Guided Flow Policy: Learning from High-Value Actions in Offline RL

*Equal contribution.  1Willow, Inria - ENS.   2ISIR.

Abstract

Offline reinforcement learning often relies on behavior regularization that enforces policies to remain close to the dataset distribution. However, such approaches fail to distinguish between high-value and low-value actions in their regularization components. We introduce Guided Flow Policy (GFP), which couples a multi-step flow-matching policy with a distilled one-step actor. The actor directs the flow policy through weighted behavior cloning to focus on cloning high-value actions from the dataset rather than indiscriminately imitating all state-action pairs. In turn, the flow policy constrains the actor to remain aligned with the dataset's best transitions while maximizing the critic. This mutual guidance enables GFP to achieve state-of-the-art performance across 144 state and pixel-based tasks from the OGBench, Minari, and D4RL benchmarks, with substantial gains on suboptimal datasets and challenging tasks.

Offline Reinforcement Learning

List of offline RL approaches

Overview of GFP

GFP Overview
GFP consists of three main components: (i) in yellow, VaBC, a multi-step flow policy trained via weighted BC using the guidance term, (ii) in green, a one-step actor distilled from the flow policy, and (iii) in gray, a critic guiding action evaluation. VaBC regularizes the actor toward high-value actions from the dataset; in turn, the actor shapes the flow and optimizes the critic following the actor-critic approach. The different components of the figure are introduced in the paper.
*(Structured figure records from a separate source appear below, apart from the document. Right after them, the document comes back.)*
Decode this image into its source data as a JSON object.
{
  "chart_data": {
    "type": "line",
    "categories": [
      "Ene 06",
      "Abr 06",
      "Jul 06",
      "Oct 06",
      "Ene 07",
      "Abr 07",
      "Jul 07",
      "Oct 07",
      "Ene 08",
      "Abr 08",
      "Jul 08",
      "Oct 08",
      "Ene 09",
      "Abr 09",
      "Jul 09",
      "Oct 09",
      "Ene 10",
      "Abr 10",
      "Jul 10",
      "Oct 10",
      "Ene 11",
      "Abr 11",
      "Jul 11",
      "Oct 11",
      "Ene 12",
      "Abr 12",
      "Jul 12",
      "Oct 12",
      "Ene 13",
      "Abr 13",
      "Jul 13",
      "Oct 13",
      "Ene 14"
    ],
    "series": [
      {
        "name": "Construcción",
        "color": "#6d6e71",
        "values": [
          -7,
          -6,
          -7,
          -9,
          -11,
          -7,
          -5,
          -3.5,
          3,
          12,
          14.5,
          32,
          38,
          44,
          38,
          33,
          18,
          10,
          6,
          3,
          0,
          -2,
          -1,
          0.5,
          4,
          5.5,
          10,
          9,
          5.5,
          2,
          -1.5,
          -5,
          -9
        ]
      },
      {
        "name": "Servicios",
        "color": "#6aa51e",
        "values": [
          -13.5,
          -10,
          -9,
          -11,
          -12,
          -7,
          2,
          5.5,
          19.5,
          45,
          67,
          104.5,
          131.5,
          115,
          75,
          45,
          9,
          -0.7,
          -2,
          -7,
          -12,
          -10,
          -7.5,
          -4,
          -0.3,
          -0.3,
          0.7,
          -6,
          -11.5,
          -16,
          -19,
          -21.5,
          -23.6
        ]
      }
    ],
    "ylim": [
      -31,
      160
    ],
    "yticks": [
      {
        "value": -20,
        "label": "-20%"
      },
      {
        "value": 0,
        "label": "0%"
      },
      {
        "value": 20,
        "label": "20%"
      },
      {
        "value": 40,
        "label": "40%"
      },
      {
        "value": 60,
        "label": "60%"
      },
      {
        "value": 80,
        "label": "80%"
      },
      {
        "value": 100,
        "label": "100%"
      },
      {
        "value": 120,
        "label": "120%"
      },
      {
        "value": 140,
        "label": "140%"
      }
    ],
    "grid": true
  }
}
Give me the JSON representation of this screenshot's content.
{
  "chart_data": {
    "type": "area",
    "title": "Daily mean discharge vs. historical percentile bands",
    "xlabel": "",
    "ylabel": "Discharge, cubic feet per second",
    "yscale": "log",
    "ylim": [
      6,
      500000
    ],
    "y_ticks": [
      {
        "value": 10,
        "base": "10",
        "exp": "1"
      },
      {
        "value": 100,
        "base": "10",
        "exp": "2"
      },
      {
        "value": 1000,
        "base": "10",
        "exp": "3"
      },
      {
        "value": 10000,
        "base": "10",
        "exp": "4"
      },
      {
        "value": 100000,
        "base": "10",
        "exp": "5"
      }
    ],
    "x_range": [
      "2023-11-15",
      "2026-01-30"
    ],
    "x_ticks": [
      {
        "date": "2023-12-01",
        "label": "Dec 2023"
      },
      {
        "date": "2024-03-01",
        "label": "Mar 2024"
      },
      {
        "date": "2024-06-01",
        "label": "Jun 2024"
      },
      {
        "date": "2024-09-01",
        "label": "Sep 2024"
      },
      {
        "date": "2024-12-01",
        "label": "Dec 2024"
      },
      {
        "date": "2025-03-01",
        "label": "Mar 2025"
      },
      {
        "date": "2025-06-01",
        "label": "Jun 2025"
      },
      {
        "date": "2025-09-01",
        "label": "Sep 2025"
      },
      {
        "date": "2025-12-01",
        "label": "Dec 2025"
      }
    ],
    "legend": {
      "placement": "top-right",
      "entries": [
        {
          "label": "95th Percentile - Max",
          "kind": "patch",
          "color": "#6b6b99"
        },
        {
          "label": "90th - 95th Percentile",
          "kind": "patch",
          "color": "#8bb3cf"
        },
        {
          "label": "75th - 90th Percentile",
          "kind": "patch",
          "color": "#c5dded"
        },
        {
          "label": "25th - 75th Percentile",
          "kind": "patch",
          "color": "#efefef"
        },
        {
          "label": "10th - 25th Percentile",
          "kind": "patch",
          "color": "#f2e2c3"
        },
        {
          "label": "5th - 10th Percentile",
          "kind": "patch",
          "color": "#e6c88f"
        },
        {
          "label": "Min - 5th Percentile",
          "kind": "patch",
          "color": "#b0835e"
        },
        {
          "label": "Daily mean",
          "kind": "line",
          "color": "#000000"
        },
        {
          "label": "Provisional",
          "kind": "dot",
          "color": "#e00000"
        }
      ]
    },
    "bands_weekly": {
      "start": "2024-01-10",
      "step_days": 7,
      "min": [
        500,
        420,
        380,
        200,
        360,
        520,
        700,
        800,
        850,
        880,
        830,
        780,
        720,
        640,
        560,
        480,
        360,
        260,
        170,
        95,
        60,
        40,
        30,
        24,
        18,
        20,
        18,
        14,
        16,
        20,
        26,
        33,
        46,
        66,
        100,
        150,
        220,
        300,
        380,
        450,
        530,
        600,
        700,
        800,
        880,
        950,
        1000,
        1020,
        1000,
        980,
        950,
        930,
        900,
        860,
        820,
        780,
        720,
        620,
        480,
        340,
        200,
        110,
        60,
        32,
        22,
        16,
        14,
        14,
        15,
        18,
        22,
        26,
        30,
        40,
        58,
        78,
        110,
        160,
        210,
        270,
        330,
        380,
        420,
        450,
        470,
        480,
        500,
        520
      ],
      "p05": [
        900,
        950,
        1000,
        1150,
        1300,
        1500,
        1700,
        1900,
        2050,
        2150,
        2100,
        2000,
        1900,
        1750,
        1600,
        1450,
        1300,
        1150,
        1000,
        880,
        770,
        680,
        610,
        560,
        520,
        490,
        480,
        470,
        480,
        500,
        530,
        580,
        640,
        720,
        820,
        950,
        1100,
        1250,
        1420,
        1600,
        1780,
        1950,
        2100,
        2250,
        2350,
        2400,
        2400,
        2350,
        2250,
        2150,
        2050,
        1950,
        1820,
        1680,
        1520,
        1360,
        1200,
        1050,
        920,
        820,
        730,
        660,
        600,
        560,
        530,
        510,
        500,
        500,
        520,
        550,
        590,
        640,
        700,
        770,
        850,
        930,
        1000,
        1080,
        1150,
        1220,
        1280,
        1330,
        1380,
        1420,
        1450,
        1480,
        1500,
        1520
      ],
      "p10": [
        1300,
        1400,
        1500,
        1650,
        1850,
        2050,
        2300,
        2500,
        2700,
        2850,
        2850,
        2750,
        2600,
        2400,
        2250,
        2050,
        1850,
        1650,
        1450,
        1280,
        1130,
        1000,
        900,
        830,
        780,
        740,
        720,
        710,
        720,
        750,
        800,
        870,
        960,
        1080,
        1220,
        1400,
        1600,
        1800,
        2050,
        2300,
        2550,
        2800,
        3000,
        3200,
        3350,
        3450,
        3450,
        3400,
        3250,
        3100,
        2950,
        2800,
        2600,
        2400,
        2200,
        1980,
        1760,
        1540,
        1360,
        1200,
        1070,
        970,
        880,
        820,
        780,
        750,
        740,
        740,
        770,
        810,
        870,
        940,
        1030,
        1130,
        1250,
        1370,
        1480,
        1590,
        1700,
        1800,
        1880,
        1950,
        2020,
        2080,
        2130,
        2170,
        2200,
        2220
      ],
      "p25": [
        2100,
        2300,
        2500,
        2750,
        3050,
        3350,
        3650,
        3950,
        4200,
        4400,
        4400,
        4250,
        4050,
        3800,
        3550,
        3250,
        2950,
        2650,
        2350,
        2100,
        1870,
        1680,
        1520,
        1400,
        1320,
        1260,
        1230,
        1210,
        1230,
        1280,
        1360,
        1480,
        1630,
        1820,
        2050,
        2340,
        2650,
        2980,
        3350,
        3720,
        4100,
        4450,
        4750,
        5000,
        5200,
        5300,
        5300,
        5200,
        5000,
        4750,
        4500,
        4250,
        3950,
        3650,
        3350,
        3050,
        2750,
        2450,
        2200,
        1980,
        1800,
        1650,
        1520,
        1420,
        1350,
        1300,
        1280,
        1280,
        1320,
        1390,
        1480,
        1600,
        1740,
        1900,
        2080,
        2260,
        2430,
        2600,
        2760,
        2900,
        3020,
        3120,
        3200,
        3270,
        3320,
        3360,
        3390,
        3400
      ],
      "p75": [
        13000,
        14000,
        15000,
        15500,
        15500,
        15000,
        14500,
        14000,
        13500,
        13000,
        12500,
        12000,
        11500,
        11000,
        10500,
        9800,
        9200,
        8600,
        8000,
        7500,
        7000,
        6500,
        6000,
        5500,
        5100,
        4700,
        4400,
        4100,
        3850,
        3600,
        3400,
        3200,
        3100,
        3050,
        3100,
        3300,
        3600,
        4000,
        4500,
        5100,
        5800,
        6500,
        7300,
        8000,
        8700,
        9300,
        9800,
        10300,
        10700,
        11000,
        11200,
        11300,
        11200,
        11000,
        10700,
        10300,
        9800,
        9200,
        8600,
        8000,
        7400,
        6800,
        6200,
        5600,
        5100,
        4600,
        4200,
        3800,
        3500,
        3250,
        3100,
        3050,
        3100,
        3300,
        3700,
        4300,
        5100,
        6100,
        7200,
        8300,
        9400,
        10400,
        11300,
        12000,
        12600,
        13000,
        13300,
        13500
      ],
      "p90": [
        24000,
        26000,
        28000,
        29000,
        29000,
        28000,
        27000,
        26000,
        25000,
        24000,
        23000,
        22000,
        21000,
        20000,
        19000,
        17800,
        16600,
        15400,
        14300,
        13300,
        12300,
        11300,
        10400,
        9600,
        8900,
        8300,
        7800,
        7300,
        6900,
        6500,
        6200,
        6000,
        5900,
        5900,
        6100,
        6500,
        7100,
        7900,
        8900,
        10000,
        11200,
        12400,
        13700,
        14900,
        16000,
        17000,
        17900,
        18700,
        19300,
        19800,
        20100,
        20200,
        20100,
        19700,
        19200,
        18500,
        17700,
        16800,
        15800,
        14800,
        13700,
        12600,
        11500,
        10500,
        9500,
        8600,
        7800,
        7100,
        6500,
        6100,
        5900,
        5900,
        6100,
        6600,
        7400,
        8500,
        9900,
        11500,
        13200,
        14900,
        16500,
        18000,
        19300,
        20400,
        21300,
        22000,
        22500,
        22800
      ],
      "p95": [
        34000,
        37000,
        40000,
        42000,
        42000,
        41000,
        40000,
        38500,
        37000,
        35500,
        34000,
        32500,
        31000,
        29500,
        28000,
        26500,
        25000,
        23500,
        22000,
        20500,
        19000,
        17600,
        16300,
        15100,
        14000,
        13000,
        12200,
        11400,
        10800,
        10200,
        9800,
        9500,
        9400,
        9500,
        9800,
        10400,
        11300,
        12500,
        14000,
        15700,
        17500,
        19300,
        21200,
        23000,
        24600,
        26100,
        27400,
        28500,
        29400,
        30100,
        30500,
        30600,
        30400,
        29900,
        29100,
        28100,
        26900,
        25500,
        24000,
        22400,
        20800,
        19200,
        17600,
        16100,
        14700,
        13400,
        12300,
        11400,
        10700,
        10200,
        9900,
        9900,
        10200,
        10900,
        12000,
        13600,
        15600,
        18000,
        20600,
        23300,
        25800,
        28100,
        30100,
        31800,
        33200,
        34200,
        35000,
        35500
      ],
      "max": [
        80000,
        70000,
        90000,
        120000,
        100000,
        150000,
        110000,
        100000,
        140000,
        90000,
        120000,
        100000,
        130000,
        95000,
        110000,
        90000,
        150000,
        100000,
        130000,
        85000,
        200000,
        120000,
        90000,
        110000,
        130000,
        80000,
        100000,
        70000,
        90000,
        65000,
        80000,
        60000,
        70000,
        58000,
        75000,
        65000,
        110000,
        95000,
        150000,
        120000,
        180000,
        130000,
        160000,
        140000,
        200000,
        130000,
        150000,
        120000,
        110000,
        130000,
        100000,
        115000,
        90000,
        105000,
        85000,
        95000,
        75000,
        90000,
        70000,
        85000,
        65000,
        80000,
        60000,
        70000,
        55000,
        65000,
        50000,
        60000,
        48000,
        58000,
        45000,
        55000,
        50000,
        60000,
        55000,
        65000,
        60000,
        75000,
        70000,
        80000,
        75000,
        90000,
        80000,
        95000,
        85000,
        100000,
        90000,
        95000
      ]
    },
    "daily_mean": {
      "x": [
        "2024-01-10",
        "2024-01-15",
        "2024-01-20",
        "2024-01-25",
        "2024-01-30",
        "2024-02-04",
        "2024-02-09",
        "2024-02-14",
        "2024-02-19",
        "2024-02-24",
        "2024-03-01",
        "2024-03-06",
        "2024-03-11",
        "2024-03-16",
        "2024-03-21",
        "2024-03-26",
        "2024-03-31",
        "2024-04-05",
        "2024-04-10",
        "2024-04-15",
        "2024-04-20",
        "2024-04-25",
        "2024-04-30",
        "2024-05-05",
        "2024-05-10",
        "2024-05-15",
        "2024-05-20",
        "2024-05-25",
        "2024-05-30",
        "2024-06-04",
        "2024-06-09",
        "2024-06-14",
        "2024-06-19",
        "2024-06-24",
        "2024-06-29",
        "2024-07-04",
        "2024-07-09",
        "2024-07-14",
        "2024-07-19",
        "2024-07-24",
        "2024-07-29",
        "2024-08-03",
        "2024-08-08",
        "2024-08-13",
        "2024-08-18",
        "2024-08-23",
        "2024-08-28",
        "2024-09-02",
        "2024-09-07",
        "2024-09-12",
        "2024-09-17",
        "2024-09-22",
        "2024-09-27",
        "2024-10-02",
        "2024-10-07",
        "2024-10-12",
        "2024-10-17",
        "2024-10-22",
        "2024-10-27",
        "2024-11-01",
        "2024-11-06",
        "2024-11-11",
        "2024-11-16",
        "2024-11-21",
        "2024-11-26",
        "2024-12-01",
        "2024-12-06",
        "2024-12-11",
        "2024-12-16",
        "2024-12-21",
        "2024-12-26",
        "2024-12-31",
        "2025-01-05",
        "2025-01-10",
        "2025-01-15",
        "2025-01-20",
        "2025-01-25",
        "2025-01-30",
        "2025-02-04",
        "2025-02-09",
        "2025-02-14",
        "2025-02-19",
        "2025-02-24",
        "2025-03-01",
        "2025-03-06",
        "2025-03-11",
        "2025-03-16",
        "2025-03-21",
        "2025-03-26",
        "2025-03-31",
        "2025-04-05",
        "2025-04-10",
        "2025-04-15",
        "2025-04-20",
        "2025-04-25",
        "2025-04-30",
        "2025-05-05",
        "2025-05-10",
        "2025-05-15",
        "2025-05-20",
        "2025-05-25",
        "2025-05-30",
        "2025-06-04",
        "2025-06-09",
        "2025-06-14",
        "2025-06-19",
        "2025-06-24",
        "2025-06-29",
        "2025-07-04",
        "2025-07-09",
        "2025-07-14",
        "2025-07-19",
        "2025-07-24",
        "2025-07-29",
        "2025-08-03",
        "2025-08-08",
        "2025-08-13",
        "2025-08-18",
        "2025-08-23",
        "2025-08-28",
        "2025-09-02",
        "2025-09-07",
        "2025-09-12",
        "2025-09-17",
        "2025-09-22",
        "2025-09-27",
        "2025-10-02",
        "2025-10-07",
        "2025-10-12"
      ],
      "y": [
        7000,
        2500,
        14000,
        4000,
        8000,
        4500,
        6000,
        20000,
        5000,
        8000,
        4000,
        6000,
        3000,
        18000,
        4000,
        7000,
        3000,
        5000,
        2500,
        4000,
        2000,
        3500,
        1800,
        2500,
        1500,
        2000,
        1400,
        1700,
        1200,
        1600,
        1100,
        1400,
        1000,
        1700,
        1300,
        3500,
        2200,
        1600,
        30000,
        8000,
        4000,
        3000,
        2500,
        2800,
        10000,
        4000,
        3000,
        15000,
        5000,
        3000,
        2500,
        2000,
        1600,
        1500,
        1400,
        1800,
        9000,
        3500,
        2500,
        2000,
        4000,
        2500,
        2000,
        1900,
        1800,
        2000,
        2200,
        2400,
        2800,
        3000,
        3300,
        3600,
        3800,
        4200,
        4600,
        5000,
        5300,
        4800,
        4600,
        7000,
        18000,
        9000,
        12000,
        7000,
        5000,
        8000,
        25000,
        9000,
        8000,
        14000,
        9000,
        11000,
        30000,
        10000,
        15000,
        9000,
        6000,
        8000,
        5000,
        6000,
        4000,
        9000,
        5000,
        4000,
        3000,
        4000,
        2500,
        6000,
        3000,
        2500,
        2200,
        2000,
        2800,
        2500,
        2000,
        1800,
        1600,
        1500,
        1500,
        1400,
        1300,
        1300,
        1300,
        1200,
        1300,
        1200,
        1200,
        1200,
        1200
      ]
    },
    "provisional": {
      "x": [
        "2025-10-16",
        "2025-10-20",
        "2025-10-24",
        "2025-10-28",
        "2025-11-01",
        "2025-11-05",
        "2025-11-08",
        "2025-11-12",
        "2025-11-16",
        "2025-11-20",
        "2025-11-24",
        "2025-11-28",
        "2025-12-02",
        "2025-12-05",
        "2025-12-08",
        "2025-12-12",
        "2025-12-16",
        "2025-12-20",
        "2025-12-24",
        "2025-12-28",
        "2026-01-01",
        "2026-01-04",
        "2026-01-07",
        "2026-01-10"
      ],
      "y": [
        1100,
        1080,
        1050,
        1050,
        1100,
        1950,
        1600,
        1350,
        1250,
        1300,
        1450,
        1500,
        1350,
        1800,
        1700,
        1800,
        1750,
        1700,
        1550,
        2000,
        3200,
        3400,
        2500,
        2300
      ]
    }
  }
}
Each drawing represents the probability distribution of actions of a policy, in a current state s, except for the gray ones, where it is the value of actions in state s, according to the critic.

Experiments across 144 tasks

Performance profiles comparing GFP and prior works
(a) Performance profiles for 50 tasks comparing GFP against a wide range of prior works, showing the fraction of tasks where each algorithm achieves a score above threshold tau. (b) Performance profiles on 105 tasks, including more challenging ones, and carefully reevaluated prior methods. (c) Performance profiles restricted to 30 noisy and explore tasks.